Xolisani Nyathi Cool Lifestyle Writer
Boarding life . . . here we come. As schools have opened, it is unfortunate that life in the bright lights of the city is over. It is now time to focus on books at mission, Government or private schools.
The movies, music and reality television shows are behind and it is time for only the study room, classroom, hostel and the dining room.
Always confined in the same place, boarding life is sometimes fun but it can be boring. From Monday to Friday it is the usual routine of learning, studying and eating during break time, lunch and supper.
During weekends, it feels like a different environment because pupils get some time off the books.
The weekend, to some extent, feels like home, because after study around 12 noon on a Saturday it will be time to hang out or have an interaction for social discussions and then have some entertainment at night, whether watching a movie or having a disco night or debate sessions.
Usually on Sundays, it is church time. This is the time when some naughty students get an opportunity to sneak out if the school is located in town.
If it is a mission school, usually going to church is compulsory and every student has to go to church. Back in the hostel, when there is nothing to do, stories are told, especially on events that transpired during the holiday.
There comes a time when there is the issue of water and electricity shortages in which a near-by borehole will be of help. Both girls and boys have to wake up early in the morning to fetch water and get ready for school. These will be hard times for the pupils and usually a number of boys opt to go without a bath.

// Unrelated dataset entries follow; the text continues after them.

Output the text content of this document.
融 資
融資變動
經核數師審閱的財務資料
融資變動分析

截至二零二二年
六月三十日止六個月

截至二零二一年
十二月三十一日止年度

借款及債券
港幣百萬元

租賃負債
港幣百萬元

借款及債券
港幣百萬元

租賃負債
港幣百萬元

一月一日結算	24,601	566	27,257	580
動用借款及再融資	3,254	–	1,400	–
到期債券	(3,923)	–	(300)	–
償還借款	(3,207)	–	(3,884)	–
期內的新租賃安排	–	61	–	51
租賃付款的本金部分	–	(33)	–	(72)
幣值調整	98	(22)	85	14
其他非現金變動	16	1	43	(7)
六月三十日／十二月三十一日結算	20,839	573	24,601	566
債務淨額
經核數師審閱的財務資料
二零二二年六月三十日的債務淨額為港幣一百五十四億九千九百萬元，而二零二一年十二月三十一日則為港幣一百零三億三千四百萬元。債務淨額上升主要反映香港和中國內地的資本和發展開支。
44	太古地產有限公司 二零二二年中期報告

There also comes a time when the trunk is empty, when there is nothing to eat but meals at the dining room.
This is the time some pupils start stealing food from others. It is unfortunate but that is part of boarding life.
The time of hunger at a boarding school is when people start eating anything edible that they find.

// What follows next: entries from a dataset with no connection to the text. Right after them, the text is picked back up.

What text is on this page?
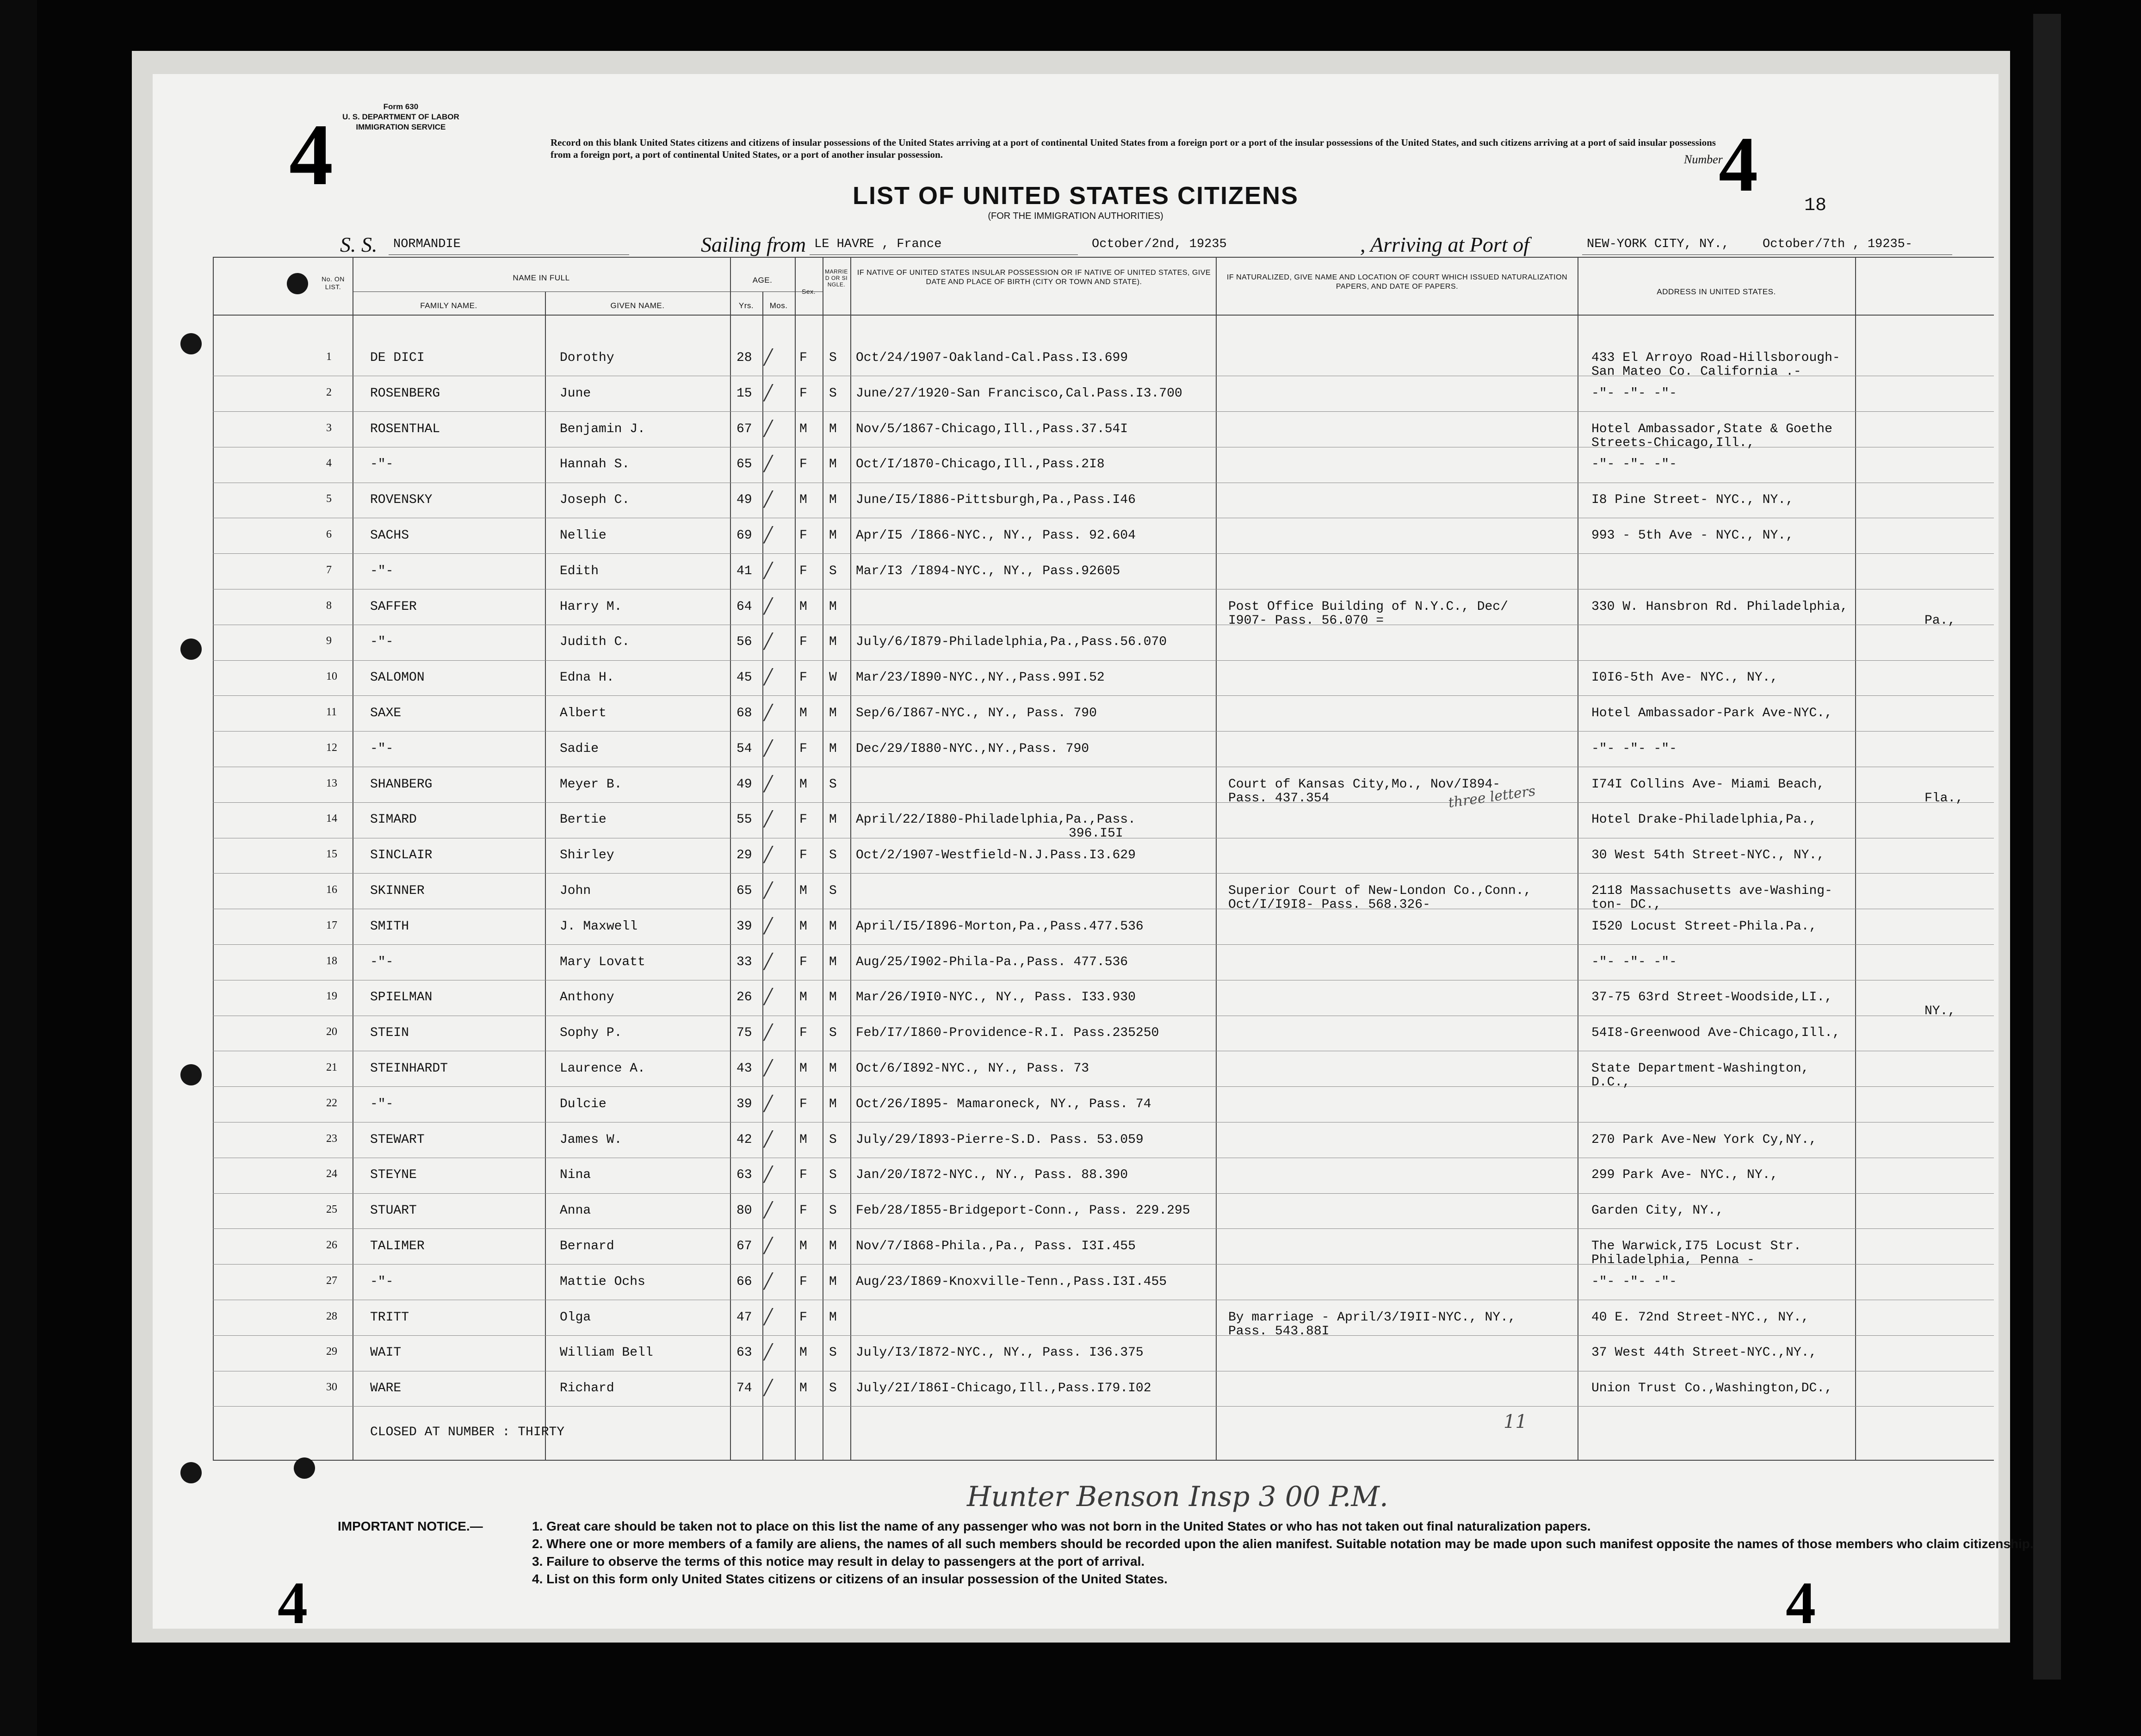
4	Form 630
U. S. DEPARTMENT OF LABOR
IMMIGRATION SERVICE
Record on this blank United States citizens and citizens of insular possessions of the United States arriving at a port of continental United States from a foreign port or a port of the insular possessions of the United States, and such citizens arriving at a port of said insular possessions from a foreign port, a port of continental United States, or a port of another insular possession.	Number
4	18
LIST OF UNITED STATES CITIZENS
(FOR THE IMMIGRATION AUTHORITIES)
S. S. NORMANDIE	Sailing from LE HAVRE , France	October/2nd, 19235	, Arriving at Port of	NEW-YORK CITY, NY.,	October/7th , 19235-
No. ON LIST.
NAME IN FULL
FAMILY NAME.	GIVEN NAME.
AGE.
Yrs.	Mos.
Sex.
MARRIED OR SINGLE.
IF NATIVE OF UNITED STATES INSULAR POSSESSION OR IF NATIVE OF UNITED STATES, GIVE DATE AND PLACE OF BIRTH (CITY OR TOWN AND STATE).
IF NATURALIZED, GIVE NAME AND LOCATION OF COURT WHICH ISSUED NATURALIZATION PAPERS, AND DATE OF PAPERS.
ADDRESS IN UNITED STATES.
1	DE DICI	Dorothy	28	F S Oct/24/1907-Oakland-Cal.Pass.I3.699	433 El Arroyo Road-Hillsborough-
San Mateo Co. California .-
/
2	ROSENBERG	June	15	F S June/27/1920-San Francisco,Cal.Pass.I3.700	-"- -"- -"-
/
3	ROSENTHAL	Benjamin J.	67	M M Nov/5/1867-Chicago,Ill.,Pass.37.54I	Hotel Ambassador,State & Goethe
Streets-Chicago,Ill.,
/
4	-"-	Hannah S.	65	F M Oct/I/1870-Chicago,Ill.,Pass.2I8	-"- -"- -"-
/
5	ROVENSKY	Joseph C.	49	M M June/I5/I886-Pittsburgh,Pa.,Pass.I46	I8 Pine Street- NYC., NY.,
/
6	SACHS	Nellie	69	F M Apr/I5 /I866-NYC., NY., Pass. 92.604	993 - 5th Ave - NYC., NY.,
/
7	-"-	Edith	41	F S Mar/I3 /I894-NYC., NY., Pass.92605
/
8	SAFFER	Harry M.	64	M M	Post Office Building of N.Y.C., Dec/	330 W. Hansbron Rd. Philadelphia,
I907- Pass. 56.070 =	Pa.,
/
9	-"-	Judith C.	56	F M July/6/I879-Philadelphia,Pa.,Pass.56.070
/
10	SALOMON	Edna H.	45	F W Mar/23/I890-NYC.,NY.,Pass.99I.52	I0I6-5th Ave- NYC., NY.,
/
11	SAXE	Albert	68	M M Sep/6/I867-NYC., NY., Pass. 790	Hotel Ambassador-Park Ave-NYC.,
/
12	-"-	Sadie	54	F M Dec/29/I880-NYC.,NY.,Pass. 790	-"- -"- -"-
/
13	SHANBERG	Meyer B.	49	M S	Court of Kansas City,Mo., Nov/I894-	I74I Collins Ave- Miami Beach,
Pass. 437.354	Fla.,
/
14	SIMARD	Bertie	55	F M April/22/I880-Philadelphia,Pa.,Pass.	Hotel Drake-Philadelphia,Pa.,
396.I5I
/
15	SINCLAIR	Shirley	29	F S Oct/2/1907-Westfield-N.J.Pass.I3.629	30 West 54th Street-NYC., NY.,
/
16	SKINNER	John	65	M S	Superior Court of New-London Co.,Conn.,	2118 Massachusetts ave-Washing-
Oct/I/I9I8- Pass. 568.326-	ton- DC.,
/
17	SMITH	J. Maxwell	39	M M April/I5/I896-Morton,Pa.,Pass.477.536	I520 Locust Street-Phila.Pa.,
/
18	-"-	Mary Lovatt	33	F M Aug/25/I902-Phila-Pa.,Pass. 477.536	-"- -"- -"-
/
19	SPIELMAN	Anthony	26	M M Mar/26/I9I0-NYC., NY., Pass. I33.930	37-75 63rd Street-Woodside,LI.,
NY.,
/
20	STEIN	Sophy P.	75	F S Feb/I7/I860-Providence-R.I. Pass.235250	54I8-Greenwood Ave-Chicago,Ill.,
/
21	STEINHARDT	Laurence A.	43	M M Oct/6/I892-NYC., NY., Pass. 73	State Department-Washington,
D.C.,
/
22	-"-	Dulcie	39	F M Oct/26/I895- Mamaroneck, NY., Pass. 74
/
23	STEWART	James W.	42	M S July/29/I893-Pierre-S.D. Pass. 53.059	270 Park Ave-New York Cy,NY.,
/
24	STEYNE	Nina	63	F S Jan/20/I872-NYC., NY., Pass. 88.390	299 Park Ave- NYC., NY.,
/
25	STUART	Anna	80	F S Feb/28/I855-Bridgeport-Conn., Pass. 229.295	Garden City, NY.,
/
26	TALIMER	Bernard	67	M M Nov/7/I868-Phila.,Pa., Pass. I3I.455	The Warwick,I75 Locust Str.
Philadelphia, Penna -
/
27	-"-	Mattie Ochs	66	F M Aug/23/I869-Knoxville-Tenn.,Pass.I3I.455	-"- -"- -"-
/
28	TRITT	Olga	47	F M	By marriage - April/3/I9II-NYC., NY.,	40 E. 72nd Street-NYC., NY.,
Pass. 543.88I
/
29	WAIT	William Bell	63	M S July/I3/I872-NYC., NY., Pass. I36.375	37 West 44th Street-NYC.,NY.,
/
30	WARE	Richard	74	M S July/2I/I86I-Chicago,Ill.,Pass.I79.I02	Union Trust Co.,Washington,DC.,
/
CLOSED AT NUMBER : THIRTY
Hunter Benson Insp 3 00 P.M.
11
three letters
IMPORTANT NOTICE.—	1. Great care should be taken not to place on this list the name of any passenger who was not born in the United States or who has not taken out final naturalization papers.
2. Where one or more members of a family are aliens, the names of all such members should be recorded upon the alien manifest. Suitable notation may be made upon such manifest opposite the names of those members who claim citizenship.
3. Failure to observe the terms of this notice may result in delay to passengers at the port of arrival.
4. List on this form only United States citizens or citizens of an insular possession of the United States.
4	4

Pupils resort to mixing maputi and peanut butter and this becomes “Putiflakes” (taken from the name “cornflakes”). Some students resort to eating whilst in blankets to avoid sharing.
Visiting and consultation days at mission schools usually bring relief as parents and guardians bring more shares of hostel grocery.
The visitors also bring fast food selections that are eaten with excitement. It is a time for restocking.
Pupils that would not have been visited can be seen with sad faces, sitting in their dormitories or moving around school, with nothing to do.
Such are the highs and lows of boarding school life.
It is far removed from day schooling that affords pupils luxuries that boarders only get on holidays and exit weekends.
However, pupils and boardings usually score higher marks in exams than those in day schools because the former have strictly monitored studying periods and have less time to play.